The magistrate also found that "the chances of reunifying [Doe] with the child in the immediate future would be very remote even if additional time was allowed." The magistrate recognized that Doe failed to complete all the terms of the case plan and only started to work on her domestic violence issues in January 2013, seventeen months after the initiation of the case plan. Based on all the evidence presented at trial, the magistrate concluded that:

The [parents'] apparent continued instability, combined with her admitted placement of their own wants above the child's needs (using for months after the plan was in place while not doing anything to try and reunite with the child) convinces this court that the parents would probably have difficulty providing long term stability for the child if given another opportunity to do so.
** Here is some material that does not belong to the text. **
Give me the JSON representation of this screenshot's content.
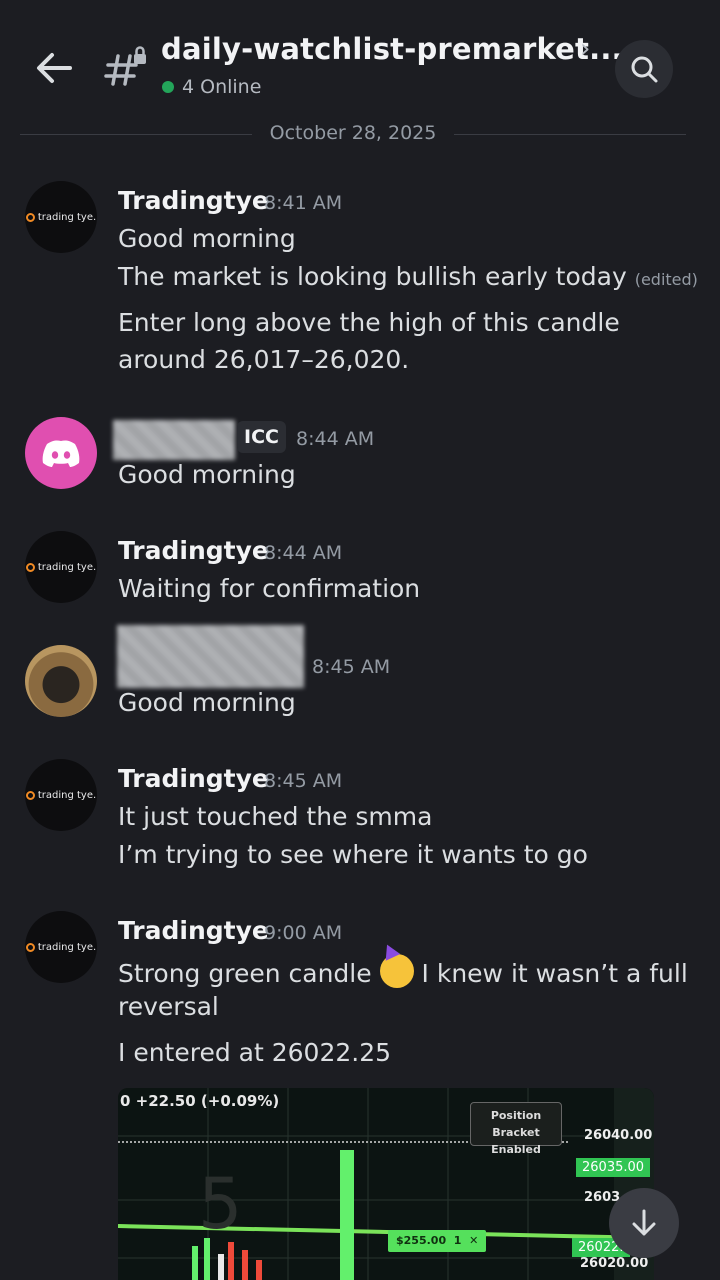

Based on the foregoing, we conclude that the magistrate properly considered the evidence before the court and determined the termination was in the best interest of the child. In In re Doe (2013-05), __Idaho __, 306 P.3d. 230 (Ct. App. 2013), this Court was faced with a similar issue in deciding whether termination was in the best interest of the child in light of the mother's recent progress with her case plan. In that case, the magistrate considered the mother's history of drug abuse, her failure to comply with her case plan until the petition for termination was filed, her recent progress in the months prior to the termination trial, and the child's stability in foster care and determined that termination was in the best interest of the child. We affirmed the magistrate's decision, determining that the finding was supported by substantial and competent evidence.
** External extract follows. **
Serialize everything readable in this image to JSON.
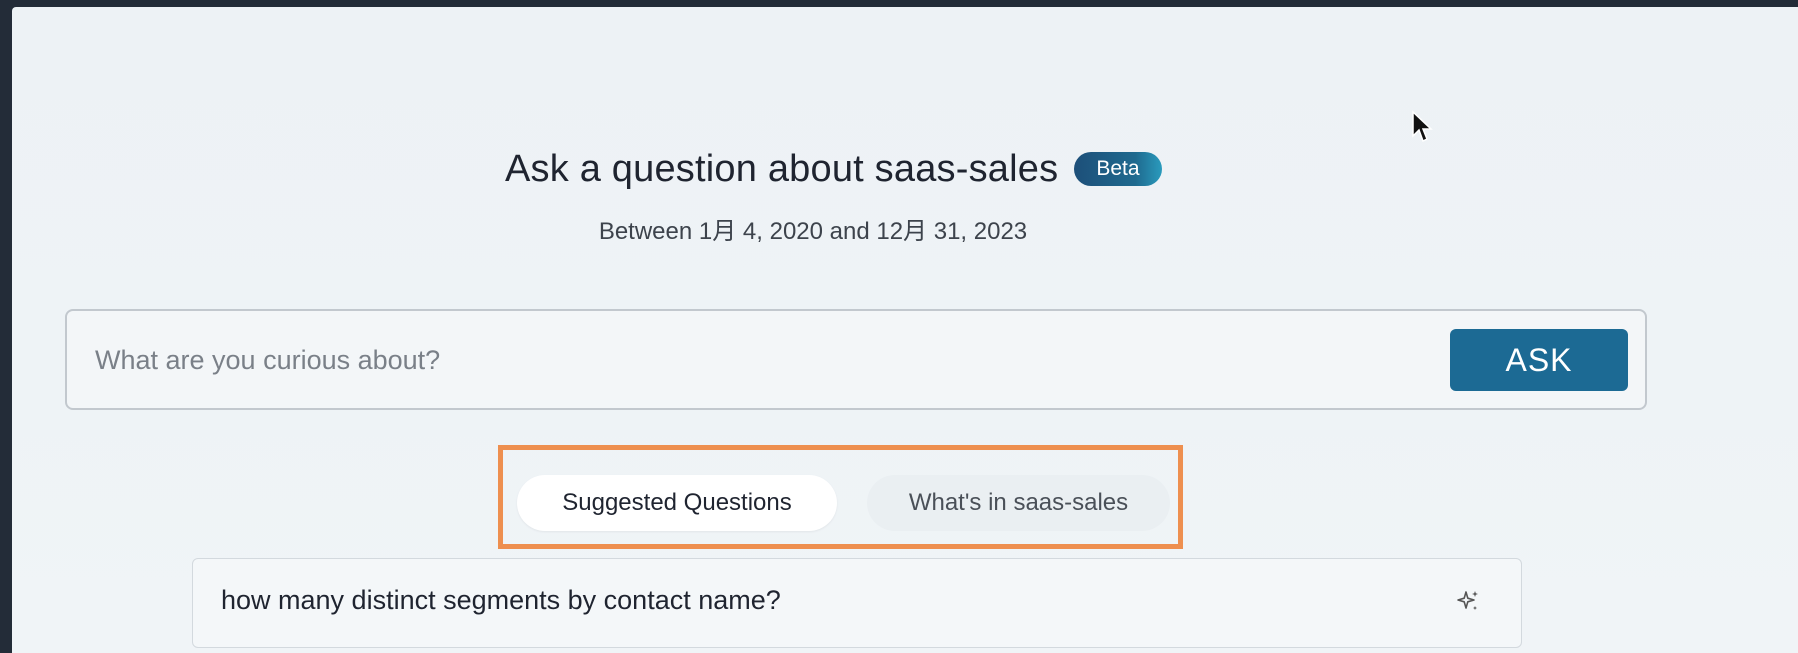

Similarly, in the instant case, we determine that the magistrate's finding is supported by substantial and competent evidence. It is uncontested that Doe failed to even attempt to comply with the case plan until the months prior to the termination hearing. Additionally, as discussed more fully above, the record demonstrates that Doe is still struggling to overcome her drug addiction. Moreover, B.N. is doing well with his foster family and allowing the family to adopt B.N. will provide him with the stability, consistency, and permanency he needs. Accordingly, we conclude that the magistrate did not err by finding that termination of Doe's parental rights was in the best interest of B.N.

III.

CONCLUSION

Substantial and competent evidence supports the magistrate's finding of neglect under I.C. §§ 16-2002(3)(a) and 16-2002(3)(b) and that termination was in the best interest of B.N. Therefore, the magistrate's order terminating Doe's parental rights to B.N. is affirmed.

Judge LANSING and Judge MELANSON CONCUR.